I do know this though, I'll take Hugh's imitation and catch some fish :biggrin:

waterwolf
06-22-2009, 08:10 AM
It is a willow fly, hex, or whatever else you wish to call them. They hatch on the lakes in this area this time of year, and the duns are sometimes that color.

Troutman
06-22-2009, 10:45 AM
I seem to remember that the Creel used to sell a Hex mayfly imitation.
If I could ever get back on the FB in between the generations and muddy inflow from the Lil pig., it might be some decent carp fodder in the evenings along the scum lines. :rolleyes:

kytroutman
06-22-2009, 11:22 AM
waterwolf, is this the same as the stonefly Chloroperla viridis, what is also called a Yellow Sally?

waterwolf
06-22-2009, 02:55 PM
waterwolf, is this the same as the stonefly Chloroperla viridis, what is also called a Yellow Sally?

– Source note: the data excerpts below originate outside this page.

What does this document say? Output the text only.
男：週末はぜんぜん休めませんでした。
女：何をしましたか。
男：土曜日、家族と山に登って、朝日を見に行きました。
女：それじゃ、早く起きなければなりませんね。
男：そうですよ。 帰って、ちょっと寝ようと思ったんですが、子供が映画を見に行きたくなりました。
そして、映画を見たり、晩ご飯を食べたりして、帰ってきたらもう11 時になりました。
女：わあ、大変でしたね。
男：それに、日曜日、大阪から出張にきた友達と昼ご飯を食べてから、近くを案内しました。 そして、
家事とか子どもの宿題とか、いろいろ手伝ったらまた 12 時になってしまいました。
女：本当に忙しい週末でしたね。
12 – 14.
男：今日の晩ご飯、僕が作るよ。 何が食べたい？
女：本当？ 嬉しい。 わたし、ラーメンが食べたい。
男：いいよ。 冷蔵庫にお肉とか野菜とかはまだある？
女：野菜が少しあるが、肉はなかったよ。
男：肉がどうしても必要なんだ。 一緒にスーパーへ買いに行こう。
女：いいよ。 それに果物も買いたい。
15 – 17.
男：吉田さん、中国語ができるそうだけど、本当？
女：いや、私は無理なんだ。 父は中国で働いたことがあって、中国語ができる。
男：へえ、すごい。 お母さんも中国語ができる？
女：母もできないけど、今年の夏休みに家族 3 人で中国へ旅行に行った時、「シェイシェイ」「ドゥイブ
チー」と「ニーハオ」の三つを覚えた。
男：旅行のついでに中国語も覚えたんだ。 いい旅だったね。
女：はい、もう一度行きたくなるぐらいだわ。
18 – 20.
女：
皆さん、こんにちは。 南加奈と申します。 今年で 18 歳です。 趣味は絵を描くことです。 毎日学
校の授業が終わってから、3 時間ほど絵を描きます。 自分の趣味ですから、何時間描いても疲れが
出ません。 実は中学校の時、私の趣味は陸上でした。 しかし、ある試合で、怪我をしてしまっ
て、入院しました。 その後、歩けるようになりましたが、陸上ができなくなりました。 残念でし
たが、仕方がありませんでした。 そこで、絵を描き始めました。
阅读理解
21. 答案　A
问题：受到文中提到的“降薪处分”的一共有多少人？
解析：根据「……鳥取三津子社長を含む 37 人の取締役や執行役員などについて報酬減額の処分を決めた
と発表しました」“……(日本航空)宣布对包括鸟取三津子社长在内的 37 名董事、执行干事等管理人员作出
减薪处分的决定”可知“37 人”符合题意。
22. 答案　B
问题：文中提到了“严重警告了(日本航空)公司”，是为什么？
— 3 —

No, it is a mayfly, not a stonefly.

kytroutman
06-22-2009, 03:18 PM
Thanks waterwolf. I guess it's all regional. The fly I noted is actually a stonefly, which out west (Rio Grande) is called a Willow Fly.

tennswede
06-22-2009, 03:24 PM
kytroutman,

Wilow fly is Yellow Sally, aka Little Yellow Stone, However, in the south some call the Hex, yellow drake etc for Willow fly. You are right though, most everywhere else, when someone is talking about Willow fly they mean a stone fly, but not in this particular case. Confusing to say the least.

kytroutman
06-22-2009, 03:35 PM
Thanks Hans. I have seen them in Europe where they were called a Willow Fly and in some cases, a Golden Stonefly, like out West.